Simple Summary Hyperglycemia is a hallmark of diabetes mellitus and contributes to several complications of this disease, such as diabetic retinopathy, diabetic nephropathy, and diabetic foot ulcer. Epidemiological evidence showed that patients suffering from diabetes are at a significantly higher risk for the development of cancer; in addition, the high glucose condition can reduce the efficacy of anticancer therapies. Therefore, uncovering novel molecular mechanisms deregulated by high glucose could give insights into the progression of high glucose-related pathologies other than the development of more efficient anticancer therapies.
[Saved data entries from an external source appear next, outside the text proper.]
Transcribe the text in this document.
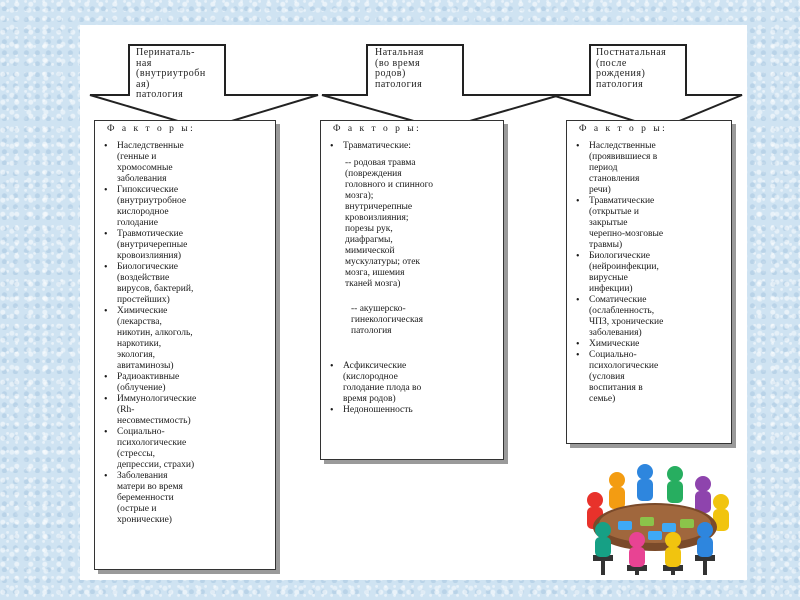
Перинаталь-
ная
(внутриутробн
ая)
патология
Натальная
(во время
родов)
патология
Постнатальная
(после
рождения)
патология
Ф а к т о р ы:
• Наследственные
(генные и
хромосомные
заболевания
• Гипоксические
(внутриутробное
кислородное
голодание
• Травмотические
(внутричерепные
кровоизлияния)
• Биологические
(воздействие
вирусов, бактерий,
простейших)
• Химические
(лекарства,
никотин, алкоголь,
наркотики,
экология,
авитаминозы)
• Радиоактивные
(облучение)
• Иммунологические
(Rh-
несовместимость)
• Социально-
психологические
(стрессы,
депрессии, страхи)
• Заболевания
матери во время
беременности
(острые и
хронические)
Ф а к т о р ы:
• Травматические:
-- родовая травма
(повреждения
головного и спинного
мозга);
внутричерепные
кровоизлияния;
порезы рук,
диафрагмы,
мимической
мускулатуры; отек
мозга, ишемия
тканей мозга)
-- акушерско-
гинекологическая
патология
• Асфиксические
(кислородное
голодание плода во
время родов)
• Недоношенность
Ф а к т о р ы:
• Наследственные
(проявившиеся в
период
становления
речи)
• Травматические
(открытые и
закрытые
черепно-мозговые
травмы)
• Биологические
(нейроинфекции,
вирусные
инфекции)
• Соматические
(ослабленность,
ЧПЗ, хронические
заболевания)
• Химические
• Социально-
психологические
(условия
воспитания в
семье)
In this regard, homeodomain-interacting protein kinase 2 (HIPK2) has recently been disclosed in both high glucose-induced cancer resistance to chemotherapies and in diabetic complications, which will be summarized in the present review. Abstract HIPK2 is an evolutionary conserved protein kinase which modulates many molecular pathways involved in cellular functions such as apoptosis, DNA damage response, protein stability, and protein transcription. HIPK2 plays a key role in the cancer cell response to cytotoxic drugs as its deregulation impairs drug-induced cancer cell death. HIPK2 has also been involved in regulating fibrosis, angiogenesis, and neurological diseases. Recently, hyperglycemia was found to positively and/or negatively regulate HIPK2 activity, affecting not only cancer cell response to chemotherapy but also the progression of some diabetes complications. The present review will discuss how HIPK2 may be influenced by the high glucose (HG) metabolic condition and the consequences of such regulation in medical conditions.